Method 1: Mounting vNPUs Using Ascend Docker Runtime

This section describes how to use Ascend Docker Runtime (container engine plugin) to mount vNPUs to a container.

Prerequisites

Obtain the Ascend-docker-runtime_{version}_linux-{arch}.run package and install it by referring to Ascend Docker Runtime.

Usage on Ascend Docker Runtime

Use either of the following methods:

  • Static virtualization: After creating a vNPU using the npu-smi tool, run the following command to mount the vNPU to a container when starting the container. The following command means to mount the vNPU whose ID is 100 when the container is started:
    docker run -it -e ASCEND_VISIBLE_DEVICES=100 -e ASCEND_RUNTIME_OPTIONS=VIRTUAL image-name:tag /bin/bash
  • Dynamic virtualization: When starting a container, run the following command to split four AI Cores from the physical device (ID = 0) as vNPUs and mount them to the container.
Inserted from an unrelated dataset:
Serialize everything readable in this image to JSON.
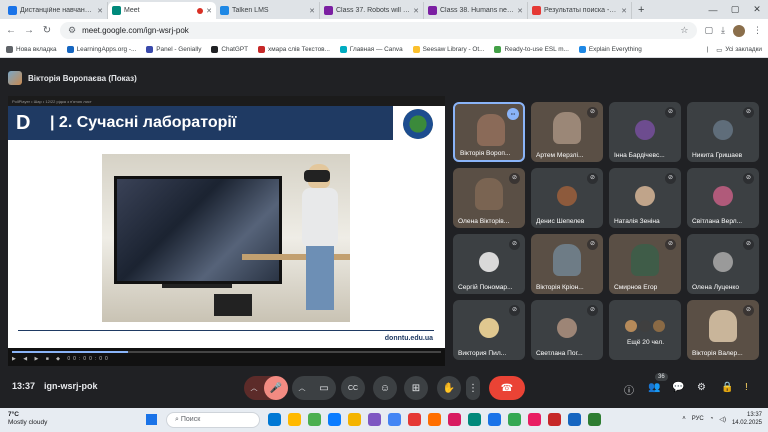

If a container is started in this way, the virtual device is automatically destroyed when the container process is ended.
    docker run -it --rm -e ASCEND_VISIBLE_DEVICES=0 -e ASCEND_VNPU_SPECS=vir04 image-name:tag /bin/bash
  • To use dynamic virtualization, disable the vNPU restoration function.
  • You can query the available processor IDs as follows:
    • Physical processor ID:
      ls /dev/davinci*
    • Virtual processor ID:
      ls /dev/vdavinci*
  • image-name:tag: image name and tag, for example, ascend-tensorflow:tensorflow_TAG.
  • Do not repeatedly define or fix environment variables such as ASCEND_VISIBLE_DEVICES, ASCEND_RUNTIME_OPTIONS, and ASCEND_VNPU_SPECS in the container image.
Table 1 Parameter description

Parameter

Description

Example

ASCEND_VISIBLE_DEVICES

ASCEND_VISIBLE_DEVICES must be used to specify the NPU device to be mounted to the container. Otherwise, the NPU device fails to be mounted. If the NPU device ID is used to specify devices, one or more devices can be specified, and devices can be used together. If the NPU name is used to specify devices, multiple NPU names of the same type can be specified at the same time.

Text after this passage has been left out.